Schedule 16

Crossrail Bill – in a Public Bill Committee am 5:00 pm ar 27 Tachwedd 2007.

Danfonwch hysbysiad imi am ddadleuon fel hyn

Protective Provisions

Photo of Stephen Hammond Stephen Hammond Shadow Minister (Transport)

I beg to move amendment No. 75, in schedule 16, page 218, line 23, leave out from ‘arbitration’ to end of line 27.

Photo of Ann Winterton Ann Winterton Ceidwadwyr, Congleton

With this, it will be convenient to discuss the following amendments: No. 76, in schedule 16, page 225, line 4, leave out from ‘arbitration’ to end of line 8.

No. 77, in schedule 16, page 229, line 33, leave out from ‘arbitration’ to end of line 37.

No. 78, in schedule 16, page 232, line 45, leave out from ‘arbitration’ to end of line 49.

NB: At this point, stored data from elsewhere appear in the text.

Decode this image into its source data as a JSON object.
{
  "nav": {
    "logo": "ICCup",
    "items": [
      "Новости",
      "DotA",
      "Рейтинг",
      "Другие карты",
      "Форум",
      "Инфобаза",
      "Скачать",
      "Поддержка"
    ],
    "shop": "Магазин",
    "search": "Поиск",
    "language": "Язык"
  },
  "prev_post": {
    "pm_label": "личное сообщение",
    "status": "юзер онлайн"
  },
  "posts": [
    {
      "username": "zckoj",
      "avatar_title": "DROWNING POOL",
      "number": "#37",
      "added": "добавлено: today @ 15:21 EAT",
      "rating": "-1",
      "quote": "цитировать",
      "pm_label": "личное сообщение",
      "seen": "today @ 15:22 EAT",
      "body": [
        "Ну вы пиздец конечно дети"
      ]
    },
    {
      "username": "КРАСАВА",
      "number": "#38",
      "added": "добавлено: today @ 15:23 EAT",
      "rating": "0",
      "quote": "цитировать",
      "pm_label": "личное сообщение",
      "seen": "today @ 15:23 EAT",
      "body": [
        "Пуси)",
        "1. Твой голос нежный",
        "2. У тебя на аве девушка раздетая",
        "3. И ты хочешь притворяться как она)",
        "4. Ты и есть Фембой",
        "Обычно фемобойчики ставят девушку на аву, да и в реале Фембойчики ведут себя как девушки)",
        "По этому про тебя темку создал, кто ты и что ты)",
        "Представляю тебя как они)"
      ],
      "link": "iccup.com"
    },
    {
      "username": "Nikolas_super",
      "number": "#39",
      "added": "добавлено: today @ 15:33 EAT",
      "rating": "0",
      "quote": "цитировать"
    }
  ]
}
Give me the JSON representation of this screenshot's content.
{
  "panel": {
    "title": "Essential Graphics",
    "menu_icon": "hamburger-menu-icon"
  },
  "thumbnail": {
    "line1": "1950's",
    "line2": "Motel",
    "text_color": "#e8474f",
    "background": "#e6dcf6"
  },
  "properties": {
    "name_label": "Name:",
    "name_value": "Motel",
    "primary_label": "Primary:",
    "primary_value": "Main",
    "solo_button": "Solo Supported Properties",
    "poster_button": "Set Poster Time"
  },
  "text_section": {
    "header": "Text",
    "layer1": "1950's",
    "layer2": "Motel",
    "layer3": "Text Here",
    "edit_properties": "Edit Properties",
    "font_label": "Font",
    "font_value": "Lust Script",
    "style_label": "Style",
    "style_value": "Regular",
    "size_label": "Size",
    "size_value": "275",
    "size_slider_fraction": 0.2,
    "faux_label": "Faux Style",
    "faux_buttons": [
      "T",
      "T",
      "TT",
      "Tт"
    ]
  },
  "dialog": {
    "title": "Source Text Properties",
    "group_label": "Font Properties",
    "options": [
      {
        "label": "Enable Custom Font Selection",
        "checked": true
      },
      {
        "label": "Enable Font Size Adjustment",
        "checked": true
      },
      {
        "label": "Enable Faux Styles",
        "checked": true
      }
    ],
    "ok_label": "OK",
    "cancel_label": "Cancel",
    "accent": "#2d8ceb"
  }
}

No. 79, in schedule 16, page 236, line 6, leave out from ‘arbitration’ to end of line 10.

No. 80, in schedule 16, page 239, line 46, leave out from ‘arbitration’ to end of line 2 on page 240.

Photo of Stephen Hammond Stephen Hammond Shadow Minister (Transport)

Amendments Nos. 75 to 80 are identical, in that they would make exactly the same adjustment to each of the six parts of schedule 16. The schedule gives protection to various bodies whose work might be affected by the construction and operation of  the Crossrail network. It deals, in turn, with highways, utilities, water issues, electronic communication networks, waterways and finally the Port of London Authority. In each case, there is a sub-paragraph that deals with dispute resolution. Disputes will be settled by arbitration if the two parties agree; if the two parties do not agree, then, with the proviso that the dispute is not about money, it will be up to the Secretary of State to appoint someone to find a solution.

I do not want to regurgitate the concern that we have had all the way along about arbitration. All I will say is that, given the fact that there will be a very real relationship between the nominated undertaker and the Secretary of State, we do not want the situation where—we have been through this before—the defendant is trying his own case.

It seems to me that the arbitration process that should be employed should be fair and independent, and the Secretary of State should not intervene in that process. The decision of a third party arbitrator will enjoy the benefits of authority and impartiality. The Secretary of State, however much they believe themselves to have a duty of responsibility, cannot be seen to be independent. Therefore, it should not be the job of the Secretary of State to resolve disputes of this kind.

Photo of Tom Harris Tom Harris Parliamentary Under-Secretary (Department for Transport)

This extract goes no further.